Kurt Russell names the most underrated movies of his career: “I love when people see it”
Kurt Russell became an icon of American cinema in the 1970s and ‘80s with a series of explosive roles. Escape from New York, The Thing, Tombstone, and Big Trouble in Little China all heralded him as the next big movie star, and he’s carried that persona through the decades to a recent career resurgence.
One of the ways Russell differed from other actors of the era was in the roles he took on. He developed a niche playing anti-heroes, particularly Snake Plissken in John Carpenter’s dystopian duo of films Escape from New York and Escape from LA. As Plissken, Russell was both menacing and honourable, a former Green Beret and current hardened criminal who can coolly and competently take out any threat. These films helped forge the actor’s tough guy persona, but unlike fellow action stars such as Sylvester Stallone and Arnold Schwarzenegger, he never seemed to take himself too seriously.
In recent years, Russell has returned to top form with similarly menacing yet charismatic roles in films such as Quentin Tarantino’s The Hateful Eight and S Craig Zahler’s brutal western Bone Tomahawk.
Despite his many career successes, Russell still thinks about the films that, for whatever reason, didn’t find the audience they deserved. Speaking to FilmInk in 2015, the actor revealed which movies he thinks slid unfairly under the radar.
“I’m beginning to have people come up to me, now, and say, ‘I just saw Death Proof; that was great,’” Russell said, referencing his villainous turn in Tarantino’s 2007 slasher film about a stuntman who murders women with cars he’s modified for dangerous stunts.
“[The 1997 thriller] Breakdown was very successful,” he continued. “I can’t say that it wasn’t. It was very successful when it came out, but that’s a movie that I’m really proud of. It’s a really good movie to watch, and it doesn’t get talked about that much anymore.”
Directed and co-written by Jonathan Mostow, the film is a pre-Taken revenge thriller in which a man tracks down his wife’s kidnapper after she is abducted while the couple’s car is broken down on the side of the road during a cross-country road trip. It’s a tense, taut thriller without unnecessary plot contrivances, and it consequently holds up remarkably well decades later.
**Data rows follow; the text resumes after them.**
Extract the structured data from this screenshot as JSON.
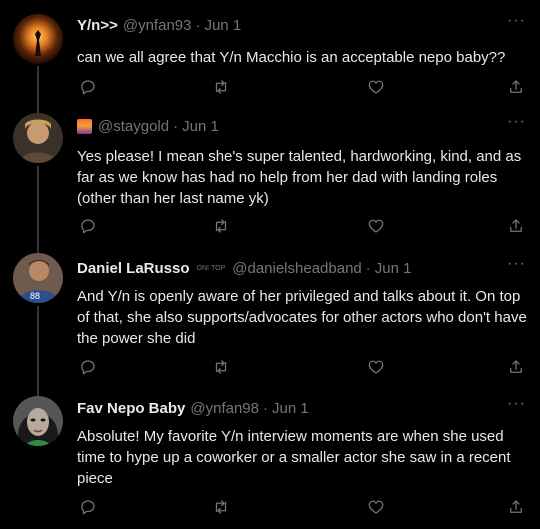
{
  "tweets": [
    {
      "name": "Y/n>>",
      "handle": "@ynfan93",
      "date": "Jun 1",
      "text": "can we all agree that Y/n Macchio is an acceptable nepo baby??"
    },
    {
      "name": "",
      "handle": "@staygold",
      "date": "Jun 1",
      "text": "Yes please! I mean she's super talented, hardworking, kind, and as far as we know has had no help from her dad with landing roles (other than her last name yk)"
    },
    {
      "name": "Daniel LaRusso",
      "handle": "@danielsheadband",
      "date": "Jun 1",
      "tools_left": "ON!",
      "tools_right": "TOP",
      "text": "And Y/n is openly aware of her privileged and talks about it. On top of that, she also supports/advocates for other actors who don't have the power she did"
    },
    {
      "name": "Fav Nepo Baby",
      "handle": "@ynfan98",
      "date": "Jun 1",
      "text": "Absolute! My favorite Y/n interview moments are when she used time to hype up a coworker or a smaller actor she saw in a recent piece"
    }
  ],
  "icons": {
    "more": "more-icon",
    "reply": "reply-icon",
    "retweet": "retweet-icon",
    "like": "like-icon",
    "share": "share-icon"
  },
  "colors": {
    "background": "#000000",
    "text": "#e7e9ea",
    "muted": "#71767b",
    "line": "#333639"
  }
}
Russell also referenced the 2005 Disney movie Sky High, which follows a young superhero who attends a high school in the sky for kids with special powers. It’s one of the few superhero features that isn’t based on pre-existing comic book characters, and it tip-toes into parody without becoming an all-out satire. It received mixed reviews upon its release but has since become something of a cult classic, partly due to its cast. Mary Elizabeth Winstead and Nicholas Braun would go on to great success in later life, while Cloris Leachman and Lynda Carter (along with Russell) provided some old-school credibility.
“I always thought [Sky High] was hysterical,” Russell concluded. “I love when people see it, and they all say the same thing – that it’s really funny. Now, that movie did well, but it wasn’t a monster hit or anything.”